¿Quién te quiere, Kaliman?

Pocos recuerdan el nombre de su antecesor, pero Williams Kaliman (Romero), desde el momento de su posesión, fue carne de meme. Por su arraigo telenovelesco los más; pero también por el contraste de su nombre en el imaginario pachamámico.

Ese aspecto ha servido a esa gran fauna de opinadores sin fundamento a colgar la chapa de golpista “nazi” al Comandante de las Fuerzas Armadas protagonista de aquellas fechas – como si en el peronismo no hubiera infinidad de apellidos germánicos -.

A Kaliman le pasa más o menos como a Luis Almagro. Cuando lo escucharon hablar del “hermano Presidente” y declarar a las Fuerzas Armadas “antiimperialistas”, la derecha se escandalizó sin siquiera sentarse a pensar si es que un país soberano puede tener unas Fuerzas Armadas subordinadas a algún otro imperio. Lo mismo cuando defendía el “Proceso de Cambio”, entendido en los mismos términos que el Papa Francisco, por cierto.

Kaliman, un militar del Ejército enjuto, de cabeza pequeña y cuello robusto, había demostrado sus dotes para la política y la academia para llegar a su posición. Y ahí estaba en el momento más clave de la historia reciente.

Cuentan algunas fuentes que hubo tensión entre Morales y Kaliman en los días posteriores a la elección del 20 de octubre. Que se cruzaron palabras gruesas, aunque nadie ha develado aun los motivos. Fue después de que la Fuerza Aérea llevara de vuelta a Santa Cruz a Luis Fernando Camacho, en la antesala del vuelco de tensión total hacia la ciudad de La Paz.

Dos días después estalló el motín policial en Cochabamba, el viernes 8 de noviembre, y un día después, el sábado en la mañana, la UTOP se retiraba de plaza Murillo. Evo Morales convocó al medio día a un diálogo desde el hangar de El Alto y unos minutos después, Kaliman negaba que las Fuerzas Armadas fueran a disparar contra civiles. Bajó sonriendo del escenario. La tensión se elevó a máximos.

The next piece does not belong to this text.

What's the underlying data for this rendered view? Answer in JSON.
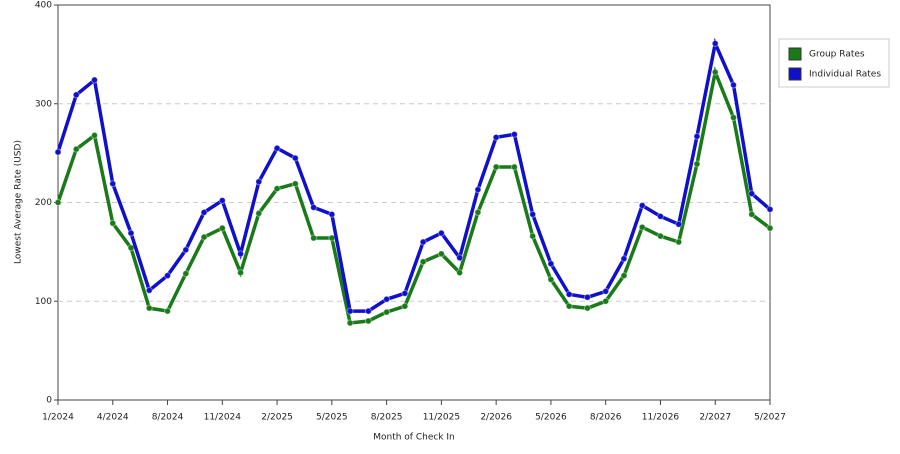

Al día siguiente se invirtió el orden; Morales convocó a elecciones, Camacho buscó una carnicería en la carretera Oruro – La Paz y Kaliman sugirió la renuncia para pacificar. El miércoles 4 de diciembre reiteró que la Constitución le da facultades para “sugerir” soluciones al Presidente en casos de máxima tensión nacional.

Morales renunció y el país estuvo sin mando hasta el martes 12. La noche del domingo fue de terror. El lunes las Fuerzas Armadas salieron a salvaguardar las infraestructuras esenciales del Estado. En la tarde, junto a la Policía, empezaron a patrullar las calles. El miércoles Kaliman ya era historia y su sucesor tenía en el bolsillo el decreto que eximía de responsabilidad penal para el uso de fuego real.

Morales lo llamó “traidor”, Jeanine Áñez “mezquino”, la prensa internacional lo tilda de “golpista” e incluso, la prensa boliviana más afín al nuevo régimen, le niega su rol e insiste en que actuó presionado por sus compañeros del Estado Mayor.

Kaliman, como soldado, habla del servicio a la Patria. Al final, el tiempo dirimirá su lugar en la Historia. Aunque algunos ya no tengan dudas.